En 1650 Scarron en parle comme d'une couleur de longtemps passée de mode[7], ce qui sans doute explique les incertitudes quant à sa signification.
Le mot, provenant du jargon de la tapisserie[8], a connu un usage littéraire burlesque au XVIIe siècle[9] et au XVIIIe siècle, avec une brochure de 1769, Le zinzolin, jeu frivole et moral, qui reste connu par la critique qu'en a faite Diderot[10]. Rivarol utilise encore le mot à des fins satiriques[11]. Max Jacob a pu utiliser de nombreuses fois zinzolin dans son roman Le terrain Bouchaballe (1923), sans donner aucune indication sur la couleur ou le tissu dont il s'agit, tout en apportant une étymologie suprêmement fantaisiste[12].
Couleur
Rouge-pourpre …
Gingeolin, « couleur roussâtre », est attesté en 1635[13]. Zinzolin, attesté en 1599[2] se trouve décrit sans ambiguïté dans l’Harmonie universelle de Mersenne (1636) comme la couleur extrême de la décomposition de la lumière par le prisme, côté rouge[14]. Le Dictionnaire du tapissier définit le zizzolin ou zinzolin comme une garance pourpre, remontant à l'inventaire de Gabrielle d'Estrées[15].
La teinture à base de sésame, en usage en Inde, donne une couleur rouge-brun[16]. En 1615, on peut comparer le zinzolin de la livrée des hommes de Concini à la couleur du sang[17].
… ou rouge-orangé …
Soixante ans après, toutefois, les auteurs officiels du règne de Louis XIV écrivent dans un Réglement « les orangés, isabelle, aurore, gingeolins, jaune-doré, thuille et chamois, pelure d'oignon, seront teints selon leurs nuances de Gaude & garancés[18] », ce qui ne peut guère indiquer qu'une nuance de jaune-orangé.

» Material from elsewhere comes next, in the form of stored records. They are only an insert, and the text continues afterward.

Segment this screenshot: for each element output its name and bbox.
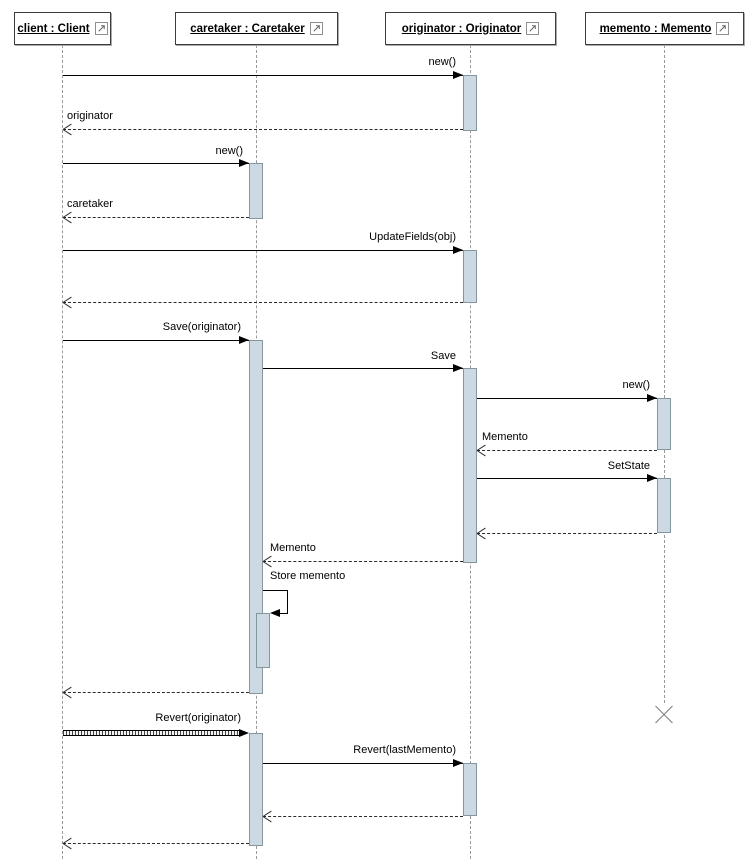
arrowhead-icon — [453, 246, 463, 254]
message-line — [263, 368, 463, 369]
message-line — [477, 533, 657, 534]
arrowhead-icon — [239, 159, 249, 167]
arrowhead-icon — [453, 364, 463, 372]
message-line — [263, 561, 463, 562]
lifeline-memento — [664, 45, 665, 703]
participant-originator-label: originator : Originator — [401, 22, 522, 35]
participant-client-label: client : Client — [17, 22, 90, 35]
activation-originator-save — [463, 368, 477, 563]
participant-memento[interactable]: memento : Memento — [585, 12, 744, 45]
activation-memento-new — [657, 398, 671, 450]
self-message-top — [263, 590, 287, 591]
self-message-bottom — [278, 613, 288, 614]
message-line — [477, 398, 657, 399]
message-label: new() — [622, 379, 650, 391]
message-label: new() — [428, 56, 456, 68]
message-label: UpdateFields(obj) — [369, 231, 456, 243]
participant-caretaker[interactable]: caretaker : Caretaker — [175, 12, 338, 45]
message-label: Memento — [482, 431, 528, 443]
message-label: new() — [215, 145, 243, 157]
message-line — [477, 478, 657, 479]
lifeline-client — [62, 45, 63, 859]
arrowhead-icon — [453, 71, 463, 79]
activation-caretaker-store — [256, 613, 270, 668]
message-line — [63, 302, 463, 303]
destroy-cross-icon — [653, 704, 675, 726]
arrowhead-icon — [453, 759, 463, 767]
message-label: Save(originator) — [162, 321, 241, 333]
arrowhead-icon — [647, 394, 657, 402]
self-message-side — [287, 590, 288, 614]
open-link-icon[interactable] — [716, 22, 730, 35]
message-line — [63, 843, 249, 844]
arrowhead-icon — [239, 336, 249, 344]
activation-originator-update — [463, 250, 477, 303]
open-link-icon[interactable] — [94, 22, 108, 35]
message-line — [63, 75, 463, 76]
message-line — [63, 163, 249, 164]
message-label: Save — [430, 350, 456, 362]
message-line — [63, 129, 463, 130]
message-line — [63, 340, 249, 341]
arrowhead-icon — [270, 609, 280, 617]
activation-caretaker-new — [249, 163, 263, 219]
message-label: originator — [67, 110, 113, 122]
message-line — [63, 250, 463, 251]
participant-memento-label: memento : Memento — [599, 22, 712, 35]
message-label: SetState — [607, 460, 650, 472]
open-link-icon[interactable] — [309, 22, 323, 35]
message-label: Store memento — [270, 570, 346, 582]
activation-caretaker-save — [249, 340, 263, 694]
message-line — [63, 217, 249, 218]
activation-originator-new — [463, 75, 477, 131]
message-label: caretaker — [67, 198, 113, 210]
message-line — [477, 450, 657, 451]
message-label: Revert(lastMemento) — [353, 744, 456, 756]
message-line — [263, 763, 463, 764]
activation-memento-setstate — [657, 478, 671, 533]
arrowhead-icon — [239, 729, 249, 737]
activation-caretaker-revert — [249, 733, 263, 846]
message-label: Revert(originator) — [155, 712, 241, 724]
participant-originator[interactable]: originator : Originator — [385, 12, 556, 45]
open-link-icon[interactable] — [526, 22, 540, 35]
message-line — [263, 816, 463, 817]
activation-originator-revert — [463, 763, 477, 816]
arrowhead-icon — [647, 474, 657, 482]
participant-caretaker-label: caretaker : Caretaker — [190, 22, 305, 35]
message-line — [63, 692, 249, 693]
message-label: Memento — [270, 542, 316, 554]
participant-client[interactable]: client : Client — [14, 12, 111, 45]
message-line — [63, 730, 240, 736]
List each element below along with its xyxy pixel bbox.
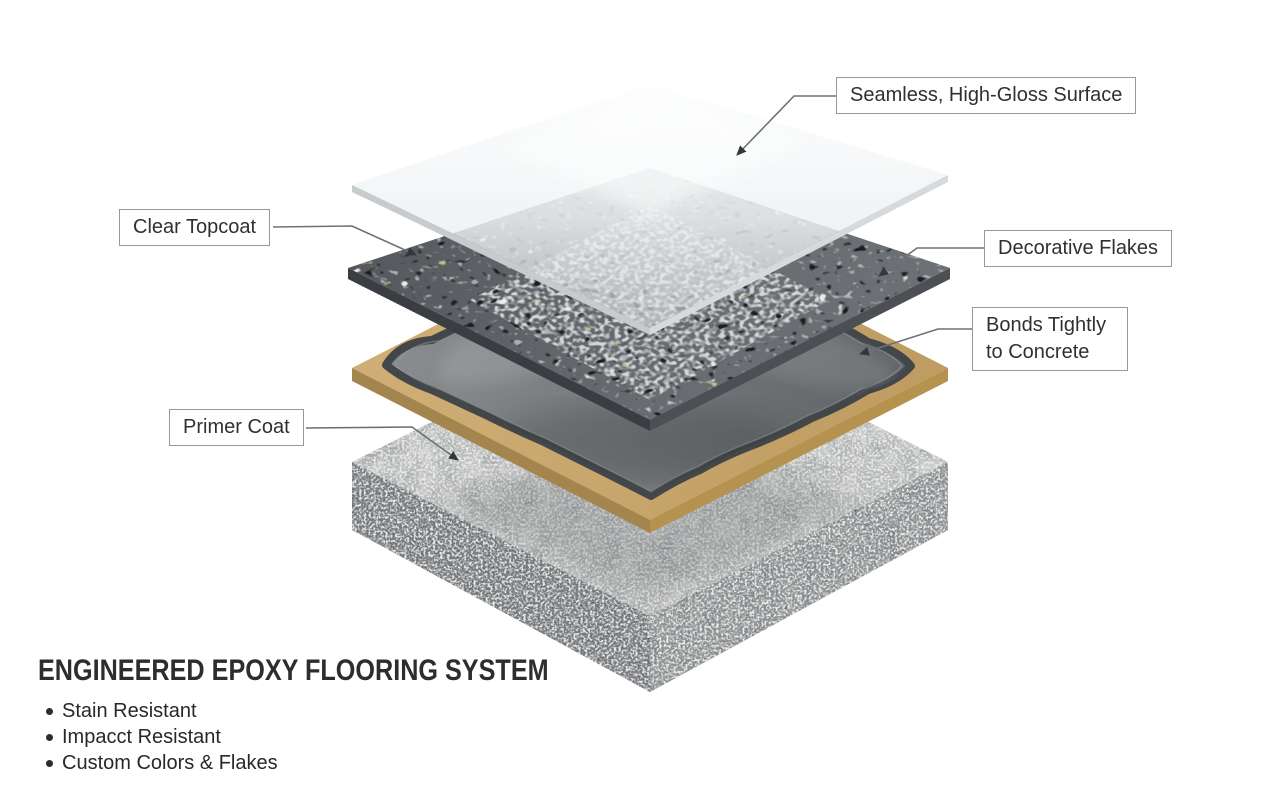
feature-list: Stain Resistant Impacct Resistant Custom… [38,698,646,776]
leader-line-seamless [736,95,836,156]
primer-board-right-edge [650,368,948,533]
leader-line-decorative-flakes [878,247,984,277]
callout-seamless-high-gloss-surface: Seamless, High-Gloss Surface [836,77,1137,114]
leader-line-clear-topcoat [272,225,417,256]
callout-primer-coat: Primer Coat [169,409,304,446]
primer-board-left-edge [352,368,650,533]
gloss-topcoat-sheet [352,84,948,335]
sheet-left-edge [352,185,650,335]
feature-item: Stain Resistant [38,698,646,724]
callout-bonds-tightly-to-concrete: Bonds Tightly to Concrete [972,307,1128,371]
title-block: ENGINEERED EPOXY FLOORING SYSTEM Stain R… [38,654,646,776]
leader-line-bonds [859,328,972,356]
callout-clear-topcoat: Clear Topcoat [119,209,271,246]
sheet-right-edge [650,175,948,335]
leader-lines [272,95,984,461]
feature-item: Impacct Resistant [38,724,646,750]
page-title: ENGINEERED EPOXY FLOORING SYSTEM [38,654,549,687]
leader-line-primer [305,426,459,461]
flake-right-edge [650,268,950,431]
callout-decorative-flakes: Decorative Flakes [984,230,1173,267]
feature-item: Custom Colors & Flakes [38,750,646,776]
flake-left-edge [348,268,650,431]
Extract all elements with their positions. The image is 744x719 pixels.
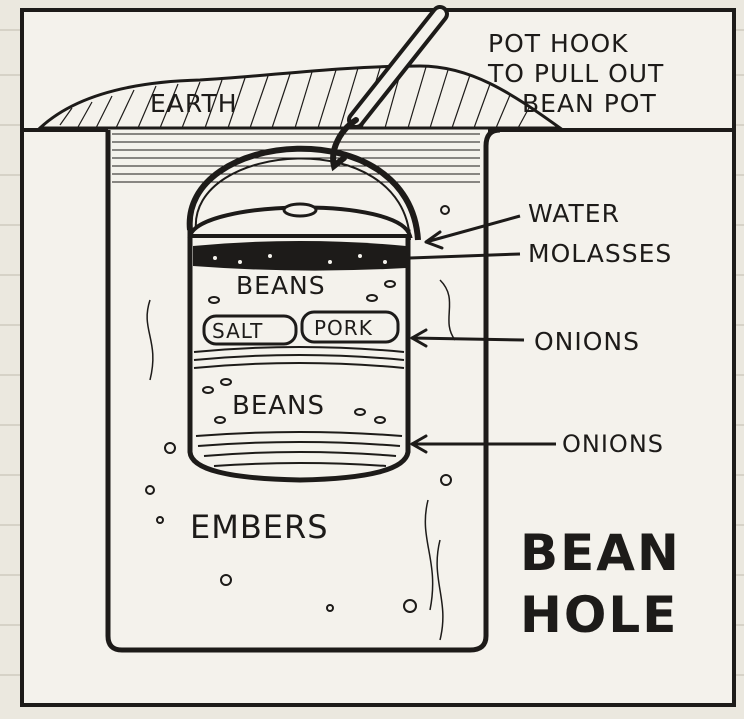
onion-layer-top: [193, 346, 405, 369]
salt-piece: [202, 314, 298, 346]
label-pot-hook-1: POT HOOK: [488, 29, 629, 58]
ember-marks: [145, 205, 452, 613]
pot-bail-inner: [194, 157, 411, 241]
arrow-water: [425, 214, 521, 244]
pot-hook: [330, 5, 449, 172]
label-pot-hook-3: BEAN POT: [522, 89, 657, 118]
label-pot-hook-2: TO PULL OUT: [487, 59, 664, 88]
title-hole: HOLE: [520, 586, 678, 644]
label-pork: PORK: [314, 316, 373, 340]
bean-dots: [202, 280, 396, 424]
onion-layer-bottom: [195, 431, 403, 467]
label-beans-top: BEANS: [236, 271, 326, 300]
bean-hole-outline: [105, 127, 501, 653]
label-beans-bottom: BEANS: [232, 391, 325, 421]
annotation-arrows: [409, 214, 556, 454]
label-embers: EMBERS: [190, 508, 329, 546]
label-onions-bottom: ONIONS: [562, 430, 664, 458]
earth-hatching: [59, 66, 531, 129]
title-bean: BEAN: [520, 524, 681, 582]
label-earth: EARTH: [150, 89, 238, 118]
lid-knob: [282, 202, 318, 218]
label-salt: SALT: [212, 319, 263, 343]
molasses-speckles: [213, 254, 387, 264]
heat-lines: [146, 279, 456, 641]
pork-piece: [300, 310, 400, 344]
pot-bail-handle: [186, 145, 421, 241]
label-onions-top: ONIONS: [534, 327, 640, 356]
earth-mound: [36, 64, 565, 130]
arrow-molasses: [409, 252, 521, 260]
label-water: WATER: [528, 199, 620, 228]
arrow-onions-top: [411, 336, 525, 342]
label-molasses: MOLASSES: [528, 239, 672, 268]
molasses-layer: [193, 241, 406, 271]
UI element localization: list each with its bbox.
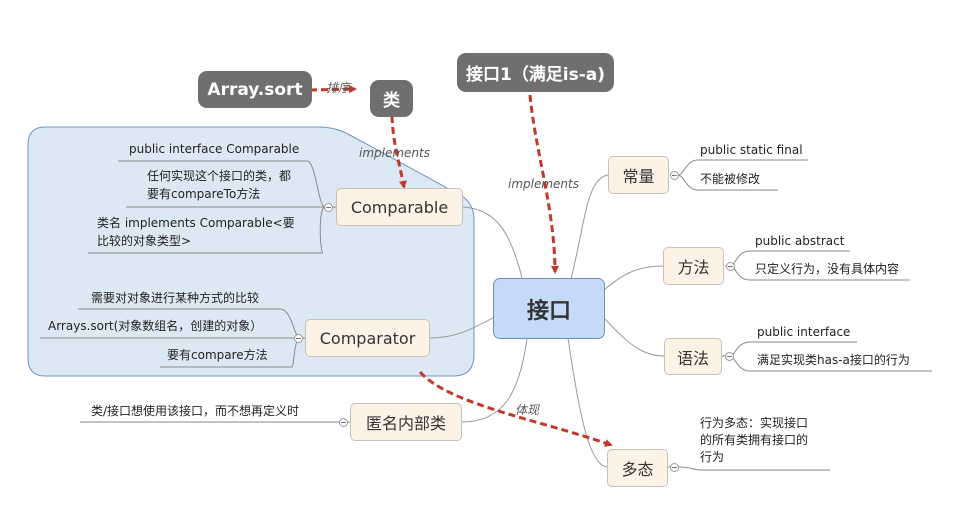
topic-polymorphism[interactable]: 多态 [607, 449, 668, 487]
link-center-comparator [429, 317, 494, 339]
leaf-lines-poly [668, 466, 830, 471]
leaf-comparable-5: 比较的对象类型> [97, 234, 192, 248]
relation-implements-left-label: implements [359, 146, 430, 160]
collapse-constant-icon[interactable] [670, 171, 679, 180]
link-center-syntax [603, 317, 665, 357]
link-center-poly [567, 337, 608, 468]
relation-tixian-label: 体现 [515, 403, 540, 417]
leaf-constant-1: public static final [700, 143, 803, 157]
leaf-anonymous-1: 类/接口想使用该接口，而不想再定义时 [91, 404, 300, 418]
class-node[interactable]: 类 [370, 80, 413, 117]
central-topic-interface[interactable]: 接口 [493, 278, 605, 339]
leaf-poly-2: 的所有类拥有接口的 [700, 433, 809, 447]
interface1-node[interactable]: 接口1（满足is-a) [457, 53, 614, 92]
leaf-poly-1: 行为多态：实现接口 [700, 416, 809, 430]
leaf-syntax-1: public interface [757, 325, 851, 339]
leaf-constant-2: 不能被修改 [700, 172, 761, 186]
leaf-comparator-2: Arrays.sort(对象数组名，创建的对象） [48, 319, 263, 333]
topic-comparable[interactable]: Comparable [336, 188, 463, 226]
topic-syntax[interactable]: 语法 [664, 338, 722, 375]
leaf-comparable-2: 任何实现这个接口的类，都 [147, 169, 292, 183]
leaf-method-1: public abstract [755, 234, 845, 248]
array-sort-node[interactable]: Array.sort [198, 71, 312, 108]
leaf-comparator-1: 需要对对象进行某种方式的比较 [91, 291, 260, 305]
link-center-anonymous [461, 337, 528, 423]
leaf-method-2: 只定义行为，没有具体内容 [755, 262, 900, 276]
relation-implements-top-label: implements [508, 177, 579, 191]
link-center-constant [567, 174, 609, 291]
topic-method[interactable]: 方法 [663, 247, 724, 285]
collapse-comparable-icon[interactable] [324, 203, 333, 212]
link-center-method [603, 265, 664, 291]
collapse-syntax-icon[interactable] [725, 352, 734, 361]
collapse-poly-icon[interactable] [670, 463, 679, 472]
collapse-anonymous-icon[interactable] [339, 418, 348, 427]
leaf-comparable-1: public interface Comparable [129, 142, 300, 156]
arrow-sort [309, 85, 357, 94]
topic-constant[interactable]: 常量 [608, 156, 669, 194]
arrow-implements-left [390, 115, 407, 189]
leaf-comparator-3: 要有compare方法 [167, 348, 268, 362]
leaf-comparable-4: 类名 implements Comparable<要 [97, 216, 295, 230]
topic-anonymous-class[interactable]: 匿名内部类 [350, 403, 462, 441]
leaf-poly-3: 行为 [700, 450, 725, 464]
arrow-tixian [418, 370, 613, 447]
link-center-comparable [462, 206, 523, 279]
leaf-comparable-3: 要有compareTo方法 [147, 187, 261, 201]
relation-sort-label: 排序 [326, 81, 351, 95]
leaf-syntax-2: 满足实现类has-a接口的行为 [757, 353, 910, 367]
topic-comparator[interactable]: Comparator [305, 319, 430, 357]
arrow-implements-top [528, 94, 559, 274]
collapse-comparator-icon[interactable] [294, 334, 303, 343]
collapse-method-icon[interactable] [726, 262, 735, 271]
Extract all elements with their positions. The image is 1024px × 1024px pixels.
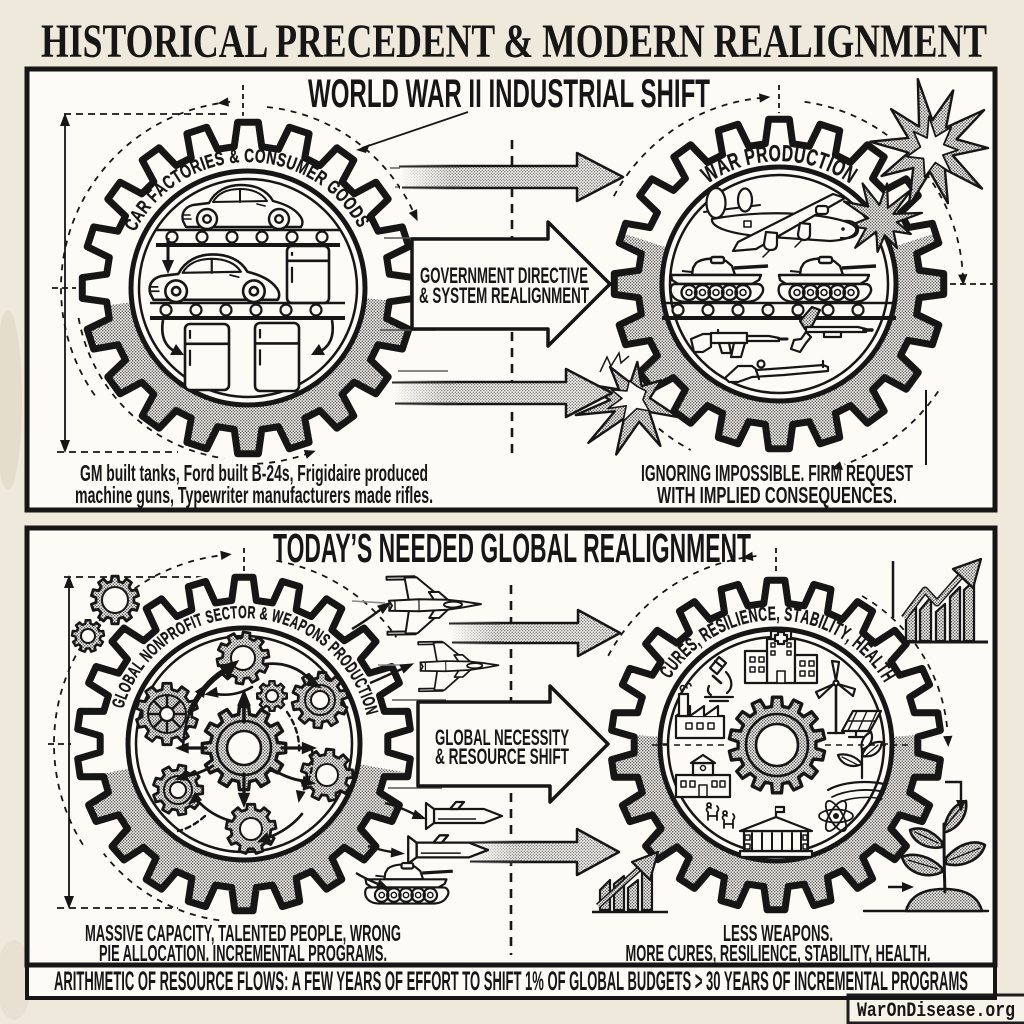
svg-text:T: T <box>791 604 802 627</box>
svg-text:& RESOURCE SHIFT: & RESOURCE SHIFT <box>435 744 569 769</box>
svg-text:WORLD WAR II INDUSTRIAL SHIFT: WORLD WAR II INDUSTRIAL SHIFT <box>308 72 710 116</box>
svg-text:I: I <box>197 153 208 175</box>
svg-text:D: D <box>781 141 794 167</box>
svg-text:S: S <box>783 603 793 625</box>
svg-text:GLOBAL NECESSITY: GLOBAL NECESSITY <box>435 725 569 750</box>
svg-text:PIE ALLOCATION. INCREMENTAL PR: PIE ALLOCATION. INCREMENTAL PROGRAMS. <box>99 940 387 966</box>
svg-text:N: N <box>265 146 279 169</box>
svg-text:TODAY’S NEEDED GLOBAL REALIGNM: TODAY’S NEEDED GLOBAL REALIGNMENT <box>273 525 751 571</box>
svg-text:E: E <box>767 603 776 625</box>
svg-text:IGNORING IMPOSSIBLE. FIRM REQU: IGNORING IMPOSSIBLE. FIRM REQUEST <box>641 460 913 486</box>
svg-text:LESS WEAPONS.: LESS WEAPONS. <box>723 920 833 946</box>
svg-text:C: C <box>757 603 768 625</box>
svg-text:W: W <box>270 607 285 628</box>
svg-text:R: R <box>247 604 256 624</box>
svg-text:MORE CURES, RESILIENCE, STABIL: MORE CURES, RESILIENCE, STABILITY, HEALT… <box>626 940 931 966</box>
svg-text:MASSIVE CAPACITY, TALENTED PEO: MASSIVE CAPACITY, TALENTED PEOPLE, WRONG <box>85 920 401 946</box>
svg-text:O: O <box>254 145 267 168</box>
svg-text:machine guns, Typewriter manuf: machine guns, Typewriter manufacturers m… <box>75 482 433 508</box>
svg-text:&: & <box>258 605 269 625</box>
svg-text:& SYSTEM REALIGNMENT: & SYSTEM REALIGNMENT <box>419 283 589 308</box>
svg-text:WITH IMPLIED CONSEQUENCES.: WITH IMPLIED CONSEQUENCES. <box>657 482 897 508</box>
svg-text:ARITHMETIC OF RESOURCE FLOWS:: ARITHMETIC OF RESOURCE FLOWS: A FEW YEAR… <box>54 966 968 996</box>
svg-text:O: O <box>238 604 247 623</box>
svg-text:N: N <box>747 605 759 628</box>
svg-text:GOVERNMENT DIRECTIVE: GOVERNMENT DIRECTIVE <box>420 263 588 288</box>
svg-text:E: E <box>212 606 223 626</box>
svg-text:I: I <box>721 613 732 634</box>
svg-text:I: I <box>733 609 742 631</box>
svg-text:,: , <box>776 603 780 625</box>
svg-text:HISTORICAL PRECEDENT & MODERN: HISTORICAL PRECEDENT & MODERN REALIGNMEN… <box>41 15 987 68</box>
svg-text:I: I <box>189 614 199 633</box>
svg-text:I: I <box>356 691 375 701</box>
svg-text:GM built tanks, Ford built B-2: GM built tanks, Ford built B-24s, Frigid… <box>80 460 428 486</box>
svg-text:WarOnDisease.org: WarOnDisease.org <box>857 1000 1015 1023</box>
svg-text:C: C <box>221 604 232 624</box>
svg-text:R: R <box>755 142 770 169</box>
svg-text:C: C <box>244 145 254 167</box>
svg-text:T: T <box>230 604 238 624</box>
svg-text:U: U <box>792 142 807 169</box>
svg-text:I: I <box>816 611 827 632</box>
svg-text:&: & <box>228 145 240 168</box>
svg-text:O: O <box>768 141 781 167</box>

Au XIXe siècle, Chevreul entreprend de classer les couleurs entre elles et par rapport aux raies de Fraunhofer. Il classe le « Ginjolin (ou gingeolin) », une couleur de l’Instruction générale pour la teinture de 1671 obtenue avec la garance et voisine de la couleur de tuille, comme 4 rouge-orangé 15 ton (type)[19].
… peut-être pas jaune, gris ou bleu …
On trouve en 1765 une méthode pour « faire l'orpiment gingeolin », ce qui renvoie encore vers le jaune. Mais cet ouvrage traduit de l'italien comporte une « terre jaune claire … qui ne cède en rien au gingeolin » et un « gingeolin de Naples ». Il a probablement traduit giallorino (jaune doré ou Jaune de Naples) par gingeolin[20]. Il peut s'agir d'une erreur de traduction, le terme gingeolin étant déjà désuet, ou de la transcription d'un usage local. Le Dauphiné et la Provence sont proches et liés par le commerce avec l'Italie, et en 1809, le Dictionaire des patois de l'Isère définit le zinzolin, ou gingeolin comme une couleur tirant sur le jaune clair[21]. Le patois de l'Isère pourrait avoir ainsi adopté ou adapté l'italien[22].
En 1911, on trouve, parmi les « vanités et ridicules du jour », « le goût des étoffes d'ameublement claires. Les jaunes citron, les verts pistache, les gris zinzolin, les roses évanescents[23] » et en 2002 bleu zinzolin (Amzallag-Augé 2002).
… mais mauve dans les nuanciers modernes
Dans les nuanciers récents, la couleur zinzolin est un mauve ou un violet. Le changement de teinte du rouge violacé au violet rougeâtre, puis violet tout court, s'est produit dans la deuxième moitié du XIXe siècle ; il est d'autant plus facile que le terme zinzolin sonne bien, mais est toujours rare, littéraire, précieux, voir bizarre[24]. Sans doute faut-il le mettre en rapport avec l'invention des colorants synthétiques et la mode des pourpres et violets des années 1860[25].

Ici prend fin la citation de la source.